I’ve had to take a break from my MTA Subway Fares series to focus on other things like my second semester of graduate school, summer internship opportunities, and applying to a new graduate program. As part of the last item, I’ve been tasked with answering a data challenge using the NYC Open Data Portal. I think every data scientist who’s used the portal has a love-hate relationship with it. As one of the first in the country, it’s an important milestone in the battle for local governments to open their data stores to the public, but it’s definitely not the ideal platform for data access. The interface is slow to execute queries and creating views from the datasets is a time-intensive process, especially for large data sets like the 311 Service Request data set I’m using for my answer to the data challenge. This data set is a trove of interesting data points on the concerns of average New Yorkers. My intention is to look at trends in service requests based on neighborhood demographics compiled by the US Census. This requires filtering the data for those events with easily mapped locations (I only have a week to do the project so no fancy address to lat/long conversions) and then doing a spatial join with the census tracts. From my MTA Subway Fares project, I already had census tract data for New York City. What I didn’t have was a good working knowledge of MySQL, which is essential for working with a data set of this size. Here’s what I’ve learned:
- Always start small. Validate the methods and workflow with small samples of the data. Working with large datasets create a number of challenges intrinsic to being large that obscure the underlying issues with the data. Solve the data issues first then deal with the scaling issues.
- When it comes to working with large data files, Unix command line tools are simple and amazing. I’ve fallen in love with “sort” and “split.” They are like the hammer and screwdriver you keep handy in the kitchen drawer because you’re always using them. If you don’t know how to use them, learn. Right now.
- Create your database schema early, but don’t get too attached to it. It’ll change, but you won’t know what you need until you commit it to the database and try to upload data. I’m deleting tables constantly because of datatype mismatches that corrupt the input. It’s better to load, test, delete and start over than load all the data and then find all the problems (which also goes back to starting small). Of course, my hope is to reduce the number of load, test, delete, restart cycles as I become more proficient with MySQL.
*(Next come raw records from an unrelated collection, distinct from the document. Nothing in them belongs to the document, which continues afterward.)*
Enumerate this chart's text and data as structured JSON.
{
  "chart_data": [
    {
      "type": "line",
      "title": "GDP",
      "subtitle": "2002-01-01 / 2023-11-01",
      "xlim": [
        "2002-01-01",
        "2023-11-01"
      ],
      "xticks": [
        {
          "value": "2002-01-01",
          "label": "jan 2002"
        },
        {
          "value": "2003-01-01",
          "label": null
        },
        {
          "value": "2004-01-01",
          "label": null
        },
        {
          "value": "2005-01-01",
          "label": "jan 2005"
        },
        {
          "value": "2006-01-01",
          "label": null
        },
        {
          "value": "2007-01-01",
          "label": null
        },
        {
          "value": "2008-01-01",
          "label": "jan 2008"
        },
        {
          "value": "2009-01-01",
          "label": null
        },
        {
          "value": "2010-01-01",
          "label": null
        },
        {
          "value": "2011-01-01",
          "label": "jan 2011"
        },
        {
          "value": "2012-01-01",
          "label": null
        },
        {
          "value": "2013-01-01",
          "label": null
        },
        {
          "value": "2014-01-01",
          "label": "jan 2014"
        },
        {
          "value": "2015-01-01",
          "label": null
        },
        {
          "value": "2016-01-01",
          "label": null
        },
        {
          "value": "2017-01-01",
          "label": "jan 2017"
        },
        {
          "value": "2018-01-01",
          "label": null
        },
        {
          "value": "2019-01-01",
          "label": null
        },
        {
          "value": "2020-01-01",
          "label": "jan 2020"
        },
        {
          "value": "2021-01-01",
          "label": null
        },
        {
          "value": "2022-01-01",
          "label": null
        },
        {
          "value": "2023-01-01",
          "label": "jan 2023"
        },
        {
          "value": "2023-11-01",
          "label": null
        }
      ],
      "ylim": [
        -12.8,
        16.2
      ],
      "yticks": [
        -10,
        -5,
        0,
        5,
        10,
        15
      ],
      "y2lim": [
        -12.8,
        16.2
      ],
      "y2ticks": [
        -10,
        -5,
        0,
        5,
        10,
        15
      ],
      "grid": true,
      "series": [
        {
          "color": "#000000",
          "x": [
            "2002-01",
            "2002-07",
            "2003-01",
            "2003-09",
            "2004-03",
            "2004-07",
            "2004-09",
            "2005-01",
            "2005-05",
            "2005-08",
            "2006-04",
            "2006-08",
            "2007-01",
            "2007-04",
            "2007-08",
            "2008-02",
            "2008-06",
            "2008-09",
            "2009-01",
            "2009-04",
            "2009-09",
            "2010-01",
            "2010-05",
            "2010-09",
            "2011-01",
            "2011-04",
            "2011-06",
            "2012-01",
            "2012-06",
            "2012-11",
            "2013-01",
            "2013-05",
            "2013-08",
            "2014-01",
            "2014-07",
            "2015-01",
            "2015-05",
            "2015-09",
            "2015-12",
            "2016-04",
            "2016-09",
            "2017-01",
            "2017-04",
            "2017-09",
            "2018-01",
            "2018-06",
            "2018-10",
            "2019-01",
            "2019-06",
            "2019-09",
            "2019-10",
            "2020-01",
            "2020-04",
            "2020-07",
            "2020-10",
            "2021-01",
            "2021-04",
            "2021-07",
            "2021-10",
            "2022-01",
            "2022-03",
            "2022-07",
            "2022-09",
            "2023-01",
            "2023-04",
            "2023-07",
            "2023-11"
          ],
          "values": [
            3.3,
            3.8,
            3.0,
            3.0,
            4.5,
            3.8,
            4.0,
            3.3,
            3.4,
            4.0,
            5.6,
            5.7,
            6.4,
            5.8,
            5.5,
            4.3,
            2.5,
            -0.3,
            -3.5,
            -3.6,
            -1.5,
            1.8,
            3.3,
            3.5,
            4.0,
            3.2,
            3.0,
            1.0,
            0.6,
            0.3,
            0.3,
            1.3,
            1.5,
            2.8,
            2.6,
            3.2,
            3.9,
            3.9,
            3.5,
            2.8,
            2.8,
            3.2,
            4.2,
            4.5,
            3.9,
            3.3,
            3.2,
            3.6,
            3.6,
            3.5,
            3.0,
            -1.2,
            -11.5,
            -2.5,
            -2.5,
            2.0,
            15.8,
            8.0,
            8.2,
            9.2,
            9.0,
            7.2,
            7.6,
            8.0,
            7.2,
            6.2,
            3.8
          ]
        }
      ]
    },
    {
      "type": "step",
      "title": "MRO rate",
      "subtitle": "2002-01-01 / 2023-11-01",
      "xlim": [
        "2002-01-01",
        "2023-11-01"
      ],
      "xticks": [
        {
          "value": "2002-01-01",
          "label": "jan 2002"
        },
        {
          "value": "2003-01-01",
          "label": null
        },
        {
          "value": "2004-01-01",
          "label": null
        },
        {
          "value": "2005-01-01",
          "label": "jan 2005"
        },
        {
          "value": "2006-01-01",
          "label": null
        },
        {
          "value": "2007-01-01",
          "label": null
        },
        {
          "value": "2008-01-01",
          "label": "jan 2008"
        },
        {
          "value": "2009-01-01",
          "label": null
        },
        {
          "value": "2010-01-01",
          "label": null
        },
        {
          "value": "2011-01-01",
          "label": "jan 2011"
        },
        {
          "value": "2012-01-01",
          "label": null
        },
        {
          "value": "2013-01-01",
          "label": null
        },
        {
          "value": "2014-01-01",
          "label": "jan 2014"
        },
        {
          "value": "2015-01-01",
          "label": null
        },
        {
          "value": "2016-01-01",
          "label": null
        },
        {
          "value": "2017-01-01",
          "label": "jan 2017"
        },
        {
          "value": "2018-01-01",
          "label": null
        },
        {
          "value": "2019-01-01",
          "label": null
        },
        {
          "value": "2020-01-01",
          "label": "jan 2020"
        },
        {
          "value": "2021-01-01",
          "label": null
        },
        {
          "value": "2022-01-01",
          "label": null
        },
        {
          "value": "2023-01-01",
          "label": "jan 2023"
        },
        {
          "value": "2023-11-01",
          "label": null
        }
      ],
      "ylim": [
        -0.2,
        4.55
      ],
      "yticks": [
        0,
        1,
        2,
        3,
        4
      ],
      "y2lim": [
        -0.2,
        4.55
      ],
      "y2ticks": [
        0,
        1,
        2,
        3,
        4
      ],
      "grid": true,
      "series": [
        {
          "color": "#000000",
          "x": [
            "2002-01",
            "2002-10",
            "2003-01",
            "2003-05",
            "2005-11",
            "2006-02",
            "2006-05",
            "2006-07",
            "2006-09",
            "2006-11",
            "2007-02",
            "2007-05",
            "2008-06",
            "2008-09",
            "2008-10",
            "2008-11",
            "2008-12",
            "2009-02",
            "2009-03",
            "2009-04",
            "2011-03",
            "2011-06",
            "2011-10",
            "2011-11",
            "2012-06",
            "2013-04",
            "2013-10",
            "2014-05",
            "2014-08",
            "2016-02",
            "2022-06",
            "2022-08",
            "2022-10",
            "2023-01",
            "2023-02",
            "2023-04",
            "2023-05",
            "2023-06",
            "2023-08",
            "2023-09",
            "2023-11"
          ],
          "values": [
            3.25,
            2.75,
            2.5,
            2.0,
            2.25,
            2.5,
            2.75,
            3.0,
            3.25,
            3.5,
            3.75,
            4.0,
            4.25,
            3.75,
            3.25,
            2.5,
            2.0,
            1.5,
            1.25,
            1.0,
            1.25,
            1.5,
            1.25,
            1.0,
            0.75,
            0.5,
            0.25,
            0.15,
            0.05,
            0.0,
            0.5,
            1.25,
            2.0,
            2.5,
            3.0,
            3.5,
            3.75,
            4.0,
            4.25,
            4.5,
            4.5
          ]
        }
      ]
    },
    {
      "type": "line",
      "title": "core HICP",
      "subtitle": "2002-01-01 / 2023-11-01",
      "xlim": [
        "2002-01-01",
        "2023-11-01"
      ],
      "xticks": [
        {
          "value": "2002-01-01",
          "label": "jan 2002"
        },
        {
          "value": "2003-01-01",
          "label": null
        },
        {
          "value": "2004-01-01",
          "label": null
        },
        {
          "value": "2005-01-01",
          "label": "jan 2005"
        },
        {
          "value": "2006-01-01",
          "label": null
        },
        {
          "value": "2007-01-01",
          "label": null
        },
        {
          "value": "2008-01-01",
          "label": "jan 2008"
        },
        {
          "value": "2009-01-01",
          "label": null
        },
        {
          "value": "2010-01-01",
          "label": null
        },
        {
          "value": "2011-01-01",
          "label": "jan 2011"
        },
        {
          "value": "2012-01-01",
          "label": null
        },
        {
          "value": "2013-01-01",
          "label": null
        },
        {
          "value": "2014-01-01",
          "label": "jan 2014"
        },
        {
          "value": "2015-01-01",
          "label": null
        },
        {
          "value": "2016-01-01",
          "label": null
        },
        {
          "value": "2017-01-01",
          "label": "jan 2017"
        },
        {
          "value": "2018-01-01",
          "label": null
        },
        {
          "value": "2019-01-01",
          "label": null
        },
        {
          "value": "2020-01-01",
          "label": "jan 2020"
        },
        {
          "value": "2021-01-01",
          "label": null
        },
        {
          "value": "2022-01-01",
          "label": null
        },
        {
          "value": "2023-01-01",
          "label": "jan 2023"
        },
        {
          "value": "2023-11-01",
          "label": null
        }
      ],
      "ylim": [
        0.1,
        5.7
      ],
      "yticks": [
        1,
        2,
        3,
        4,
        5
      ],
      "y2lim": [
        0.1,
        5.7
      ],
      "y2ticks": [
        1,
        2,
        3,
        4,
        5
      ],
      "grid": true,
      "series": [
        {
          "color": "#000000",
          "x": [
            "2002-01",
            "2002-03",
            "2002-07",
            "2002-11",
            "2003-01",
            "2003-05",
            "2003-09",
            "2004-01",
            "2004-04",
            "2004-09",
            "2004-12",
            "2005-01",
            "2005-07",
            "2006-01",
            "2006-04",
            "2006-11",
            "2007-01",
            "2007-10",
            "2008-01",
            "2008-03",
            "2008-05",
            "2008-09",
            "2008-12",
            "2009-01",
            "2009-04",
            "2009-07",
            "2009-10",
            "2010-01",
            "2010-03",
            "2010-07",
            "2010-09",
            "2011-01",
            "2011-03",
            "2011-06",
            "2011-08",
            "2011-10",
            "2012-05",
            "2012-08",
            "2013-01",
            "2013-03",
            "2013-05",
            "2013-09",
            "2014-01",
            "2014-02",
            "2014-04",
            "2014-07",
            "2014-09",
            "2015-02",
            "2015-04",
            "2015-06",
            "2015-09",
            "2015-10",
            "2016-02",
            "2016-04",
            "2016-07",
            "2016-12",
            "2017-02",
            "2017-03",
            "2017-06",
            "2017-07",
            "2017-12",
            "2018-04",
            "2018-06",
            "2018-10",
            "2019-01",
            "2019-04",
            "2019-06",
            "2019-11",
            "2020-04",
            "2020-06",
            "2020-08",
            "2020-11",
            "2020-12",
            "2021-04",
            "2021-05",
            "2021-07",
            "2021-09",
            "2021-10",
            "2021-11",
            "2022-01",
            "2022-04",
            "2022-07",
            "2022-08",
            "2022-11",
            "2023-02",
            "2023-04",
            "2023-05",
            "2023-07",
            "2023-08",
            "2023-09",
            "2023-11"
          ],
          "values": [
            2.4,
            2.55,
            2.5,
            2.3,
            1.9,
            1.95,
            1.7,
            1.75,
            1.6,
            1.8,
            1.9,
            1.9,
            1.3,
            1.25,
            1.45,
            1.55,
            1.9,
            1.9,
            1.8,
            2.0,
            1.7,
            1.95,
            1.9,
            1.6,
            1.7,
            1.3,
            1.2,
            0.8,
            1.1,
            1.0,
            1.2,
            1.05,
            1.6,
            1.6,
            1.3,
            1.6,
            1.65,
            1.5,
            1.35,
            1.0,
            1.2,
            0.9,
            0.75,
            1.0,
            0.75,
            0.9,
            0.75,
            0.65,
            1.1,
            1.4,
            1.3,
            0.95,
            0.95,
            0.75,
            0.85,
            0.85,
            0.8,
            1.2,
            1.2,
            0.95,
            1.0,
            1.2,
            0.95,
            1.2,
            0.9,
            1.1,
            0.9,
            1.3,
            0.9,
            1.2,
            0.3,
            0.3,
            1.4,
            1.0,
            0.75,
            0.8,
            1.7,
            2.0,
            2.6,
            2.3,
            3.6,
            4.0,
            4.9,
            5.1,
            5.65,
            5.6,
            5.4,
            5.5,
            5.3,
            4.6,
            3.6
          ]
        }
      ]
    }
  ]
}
- MySQL Workbench blows. I use “blow” in the complete technical sense of the term. Navicat works much better, especially for database newbies like me.
- Careful the options you choose when uploading files. “Append/Update” sounds like a good option when you’re reading data from multiple files into the same table (which Navicat makes very easy, unlike Workbench). I’m sure I didn’t replicate any values, but I’m not sure. I thought I’d be safe since I’m reading from multiple files. I was wrong and am watching my upload times suffer as a result (like hours instead of minutes).
- As a corollary to the above, use the UNIX tools to do the heavy data lifting. They are light and simple with minimal overhead, especially important if you have limited memory for processing data.
- API’s can really suck. I find myself continually banging my head against them hoping data will fall like manna from heaven. It never happens no matter how many ways I tweak the REST call. It’s bad enough wadding through API documentation for a specific service. It’s even worse when the only documentation available for the API is the generic service API and not how it’s specifically implemented in the particular data portal you’re trying to access (I’m looking at you Socrata).
- Don’t beat your head against anything. I’m a big fan of persistence, but there comes a time when you have to stop trying to knock down a wall and look for a door. When I find myself engrossed in a fruitless task (like making an API respond the way I want it to), I know it’s time to walk away, take a break, enjoy the view out my window, get a coffee, check my email, get on Facebook, kick a cat*, yell at a child*, or otherwise release the frustration and come back with a refreshingly fresh perspective on the problem.
These are some of the lessons I learned on this project, which brings up the most important lesson of all: you don’t know it until you’ve done it. If you want to learn MySQL or any other database system, grab a hunk of data and stuff it in the nearest database you can find. With the free usage tier on Amazon Web Services, there’s no excuse for not trying to homestead your own little piece of the data landscape and make it your own. *Note: No cats or children were harmed in the writing of this post.